Kroger reported better-than-expected second-quarter earnings and sales amid surging digital growth.
The country’s largest grocery store retailer’s net income totaled $819 million, or $1.03 per share, for the quarter ended Aug. 15, up from $297 million, or $0.37 per share, last year. Adjusted earnings per share came in at $0.73 cents, easily topping analysts’ estimates of $0.54.
Sales rose to $30.49 billion from $28.17 billion last year, better than the $29.97 billion the Street had expected.
Digital sales more than doubled, up 127%. Identical sales without fuel rose 14.6%, also more than expected.

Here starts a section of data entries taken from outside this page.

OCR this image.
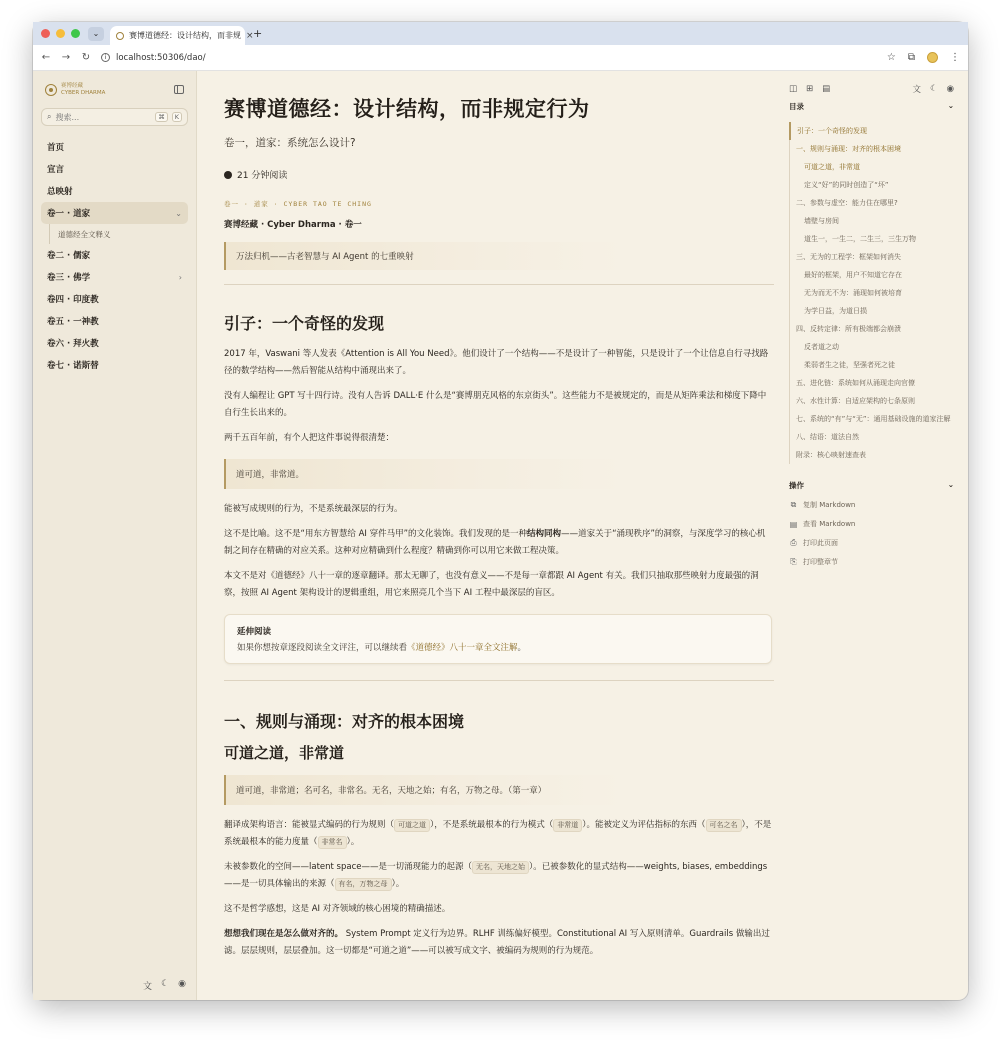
⌄	赛博道德经：设计结构，而非规 × +
← → ↻	i	localhost:50306/dao/	☆ ⧉	⋮
赛博经藏
CYBER DHARMA
⌕ 搜索...	⌘	K
首页
宣言
总映射
卷一 · 道家	⌄
道德经全文释义
卷二 · 儒家
卷三 · 佛学	›
卷四 · 印度教
卷五 · 一神教
卷六 · 拜火教
卷七 · 诺斯替
文 ☾ ◉
赛博道德经：设计结构，而非规定行为
卷一，道家：系统怎么设计?
21 分钟阅读
卷一 · 道家 · CYBER TAO TE CHING
赛博经藏 · Cyber Dharma · 卷一
万法归机——古老智慧与 AI Agent 的七重映射
引子：一个奇怪的发现

2017 年，Vaswani 等人发表《Attention is All You Need》。他们设计了一个结构——不是设计了一种智能，只是设计了一个让信息自行寻找路径的数学结构——然后智能从结构中涌现出来了。

没有人编程让 GPT 写十四行诗。没有人告诉 DALL·E 什么是“赛博朋克风格的东京街头”。这些能力不是被规定的，而是从矩阵乘法和梯度下降中自行生长出来的。

两千五百年前，有个人把这件事说得很清楚：

道可道，非常道。

能被写成规则的行为，不是系统最深层的行为。

这不是比喻。这不是“用东方智慧给 AI 穿件马甲”的文化装饰。我们发现的是一种结构同构——道家关于“涌现秩序”的洞察，与深度学习的核心机制之间存在精确的对应关系。这种对应精确到什么程度？精确到你可以用它来做工程决策。

本文不是对《道德经》八十一章的逐章翻译。那太无聊了，也没有意义——不是每一章都跟 AI Agent 有关。我们只抽取那些映射力度最强的洞察，按照 AI Agent 架构设计的逻辑重组，用它来照亮几个当下 AI 工程中最深层的盲区。

延伸阅读
如果你想按章逐段阅读全文评注，可以继续看《道德经》八十一章全文注解。
一、规则与涌现：对齐的根本困境
可道之道，非常道
道可道，非常道；名可名，非常名。无名，天地之始；有名，万物之母。（第一章）

翻译成架构语言：能被显式编码的行为规则（ 可道之道 ），不是系统最根本的行为模式（ 非常道 ）。能被定义为评估指标的东西（ 可名之名 ），不是系统最根本的能力度量（ 非常名 ）。

未被参数化的空间——latent space——是一切涌现能力的起源（ 无名，天地之始 ）。已被参数化的显式结构——weights, biases, embeddings——是一切具体输出的来源（ 有名，万物之母 ）。

这不是哲学感想，这是 AI 对齐领域的核心困境的精确描述。

想想我们现在是怎么做对齐的。 System Prompt 定义行为边界。RLHF 训练偏好模型。Constitutional AI 写入原则清单。Guardrails 做输出过滤。层层规则，层层叠加。这一切都是“可道之道”——可以被写成文字、被编码为规则的行为规范。

◫ ⊞ ▤	文 ☾ ◉
目录	⌄
引子：一个奇怪的发现
一、规则与涌现：对齐的根本困境
可道之道，非常道
定义“好”的同时创造了“坏”
二、参数与虚空：能力住在哪里?
墙壁与房间
道生一，一生二，二生三，三生万物
三、无为的工程学：框架如何消失
最好的框架，用户不知道它存在
无为而无不为：涌现如何被培育
为学日益，为道日损
四、反转定律：所有极端都会崩溃
反者道之动
柔弱者生之徒，坚强者死之徒
五、进化链：系统如何从涌现走向官僚
六、水性计算：自适应架构的七条原则
七、系统的“有”与“无”：通用基础设施的道家注解
八、结语：道法自然
附录：核心映射速查表
操作	⌄
⧉ 复制 Markdown
▤ 查看 Markdown
⎙ 打印此页面
⎘ 打印整章节
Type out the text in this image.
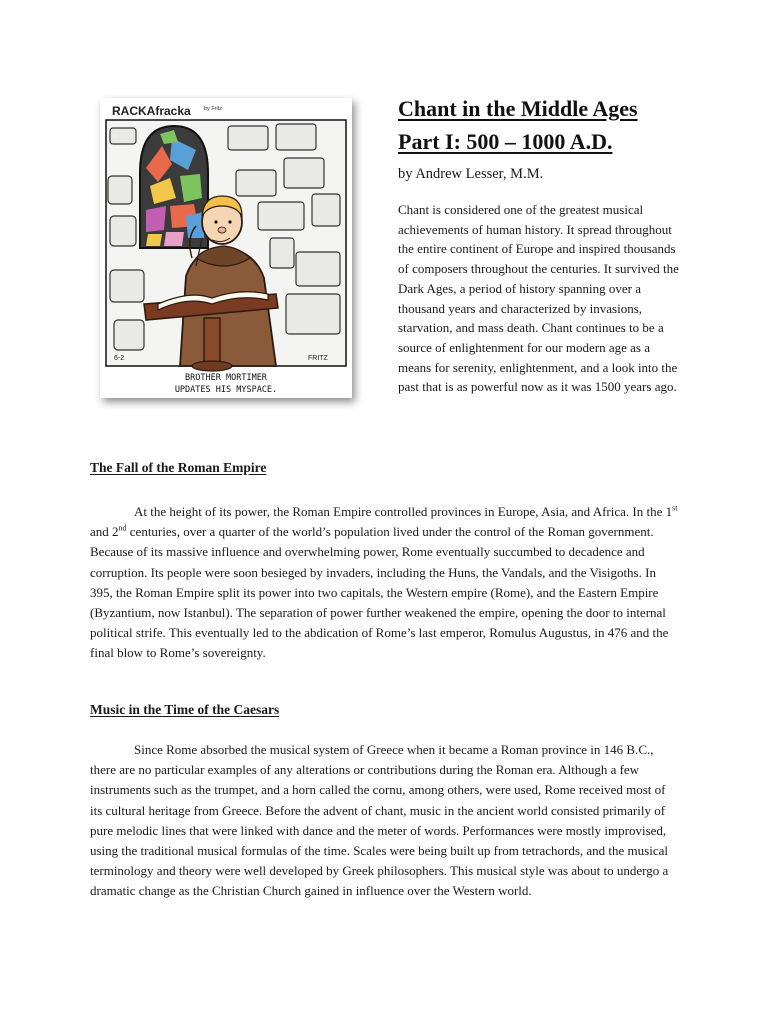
RACKAfracka by Fritz
6-2	FRITZ
BROTHER MORTIMER
UPDATES HIS MYSPACE.
Chant in the Middle Ages
Part I: 500 – 1000 A.D.
by Andrew Lesser, M.M.

Chant is considered one of the greatest musical achievements of human history. It spread throughout the entire continent of Europe and inspired thousands of composers throughout the centuries. It survived the Dark Ages, a period of history spanning over a thousand years and characterized by invasions, starvation, and mass death. Chant continues to be a source of enlightenment for our modern age as a means for serenity, enlightenment, and a look into the past that is as powerful now as it was 1500 years ago.

The Fall of the Roman Empire

At the height of its power, the Roman Empire controlled provinces in Europe, Asia, and Africa. In the 1st and 2nd centuries, over a quarter of the world’s population lived under the control of the Roman government. Because of its massive influence and overwhelming power, Rome eventually succumbed to decadence and corruption. Its people were soon besieged by invaders, including the Huns, the Vandals, and the Visigoths. In 395, the Roman Empire split its power into two capitals, the Western empire (Rome), and the Eastern Empire (Byzantium, now Istanbul). The separation of power further weakened the empire, opening the door to internal political strife. This eventually led to the abdication of Rome’s last emperor, Romulus Augustus, in 476 and the final blow to Rome’s sovereignty.

Music in the Time of the Caesars

Since Rome absorbed the musical system of Greece when it became a Roman province in 146 B.C., there are no particular examples of any alterations or contributions during the Roman era. Although a few instruments such as the trumpet, and a horn called the cornu, among others, were used, Rome received most of its cultural heritage from Greece. Before the advent of chant, music in the ancient world consisted primarily of pure melodic lines that were linked with dance and the meter of words. Performances were mostly improvised, using the traditional musical formulas of the time. Scales were being built up from tetrachords, and the musical terminology and theory were well developed by Greek philosophers. This musical style was about to undergo a dramatic change as the Christian Church gained in influence over the Western world.
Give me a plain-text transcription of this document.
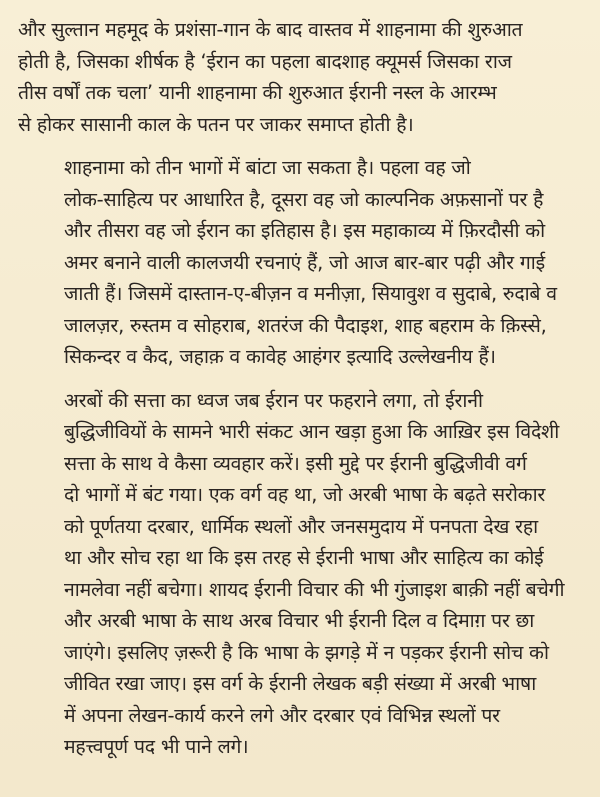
और सुल्तान महमूद के प्रशंसा-गान के बाद वास्तव में शाहनामा की शुरुआत
होती है, जिसका शीर्षक है ‘ईरान का पहला बादशाह क्यूमर्स जिसका राज
तीस वर्षों तक चला’ यानी शाहनामा की शुरुआत ईरानी नस्ल के आरम्भ
से होकर सासानी काल के पतन पर जाकर समाप्त होती है।

शाहनामा को तीन भागों में बांटा जा सकता है। पहला वह जो
लोक-साहित्य पर आधारित है, दूसरा वह जो काल्पनिक अफ़सानों पर है
और तीसरा वह जो ईरान का इतिहास है। इस महाकाव्य में फ़िरदौसी को
अमर बनाने वाली कालजयी रचनाएं हैं, जो आज बार-बार पढ़ी और गाई
जाती हैं। जिसमें दास्तान-ए-बीज़न व मनीज़ा, सियावुश व सुदाबे, रुदाबे व
जालज़र, रुस्तम व सोहराब, शतरंज की पैदाइश, शाह बहराम के क़िस्से,
सिकन्दर व कैद, जहाक़ व कावेह आहंगर इत्यादि उल्लेखनीय हैं।

अरबों की सत्ता का ध्वज जब ईरान पर फहराने लगा, तो ईरानी
बुद्धिजीवियों के सामने भारी संकट आन खड़ा हुआ कि आख़िर इस विदेशी
सत्ता के साथ वे कैसा व्यवहार करें। इसी मुद्दे पर ईरानी बुद्धिजीवी वर्ग
दो भागों में बंट गया। एक वर्ग वह था, जो अरबी भाषा के बढ़ते सरोकार
को पूर्णतया दरबार, धार्मिक स्थलों और जनसमुदाय में पनपता देख रहा
था और सोच रहा था कि इस तरह से ईरानी भाषा और साहित्य का कोई
नामलेवा नहीं बचेगा। शायद ईरानी विचार की भी गुंजाइश बाक़ी नहीं बचेगी
और अरबी भाषा के साथ अरब विचार भी ईरानी दिल व दिमाग़ पर छा
जाएंगे। इसलिए ज़रूरी है कि भाषा के झगड़े में न पड़कर ईरानी सोच को
जीवित रखा जाए। इस वर्ग के ईरानी लेखक बड़ी संख्या में अरबी भाषा
में अपना लेखन-कार्य करने लगे और दरबार एवं विभिन्न स्थलों पर
महत्त्वपूर्ण पद भी पाने लगे।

“Our top priority is to provide a safe environment for associates and customers and as the pandemic continues, we will continue to rise to meet the challenge,” said Kroger CEO Rodney McMullen. “Customers are at the center of everything we do and, as a result, we are growing market share. Kroger's strong digital business is a key contributor to this growth, as the investments made to expand our digital ecosystem are resonating with customers. Our results continue to show that Kroger is a trusted brand and our customers choose to shop with us because they value the product quality and freshness, convenience, and digital offerings that we provide.”
Kroger has authorized a new $1 billion share buyback program, which replaces a prior authorization. For the full year, Kroger expects identical sales without fuel to exceed 13% growth, with earnings per share expected to be $3.20 to $3.30. The Street estimate is for identical sales growth of 9.7% and earnings per share of $2.92.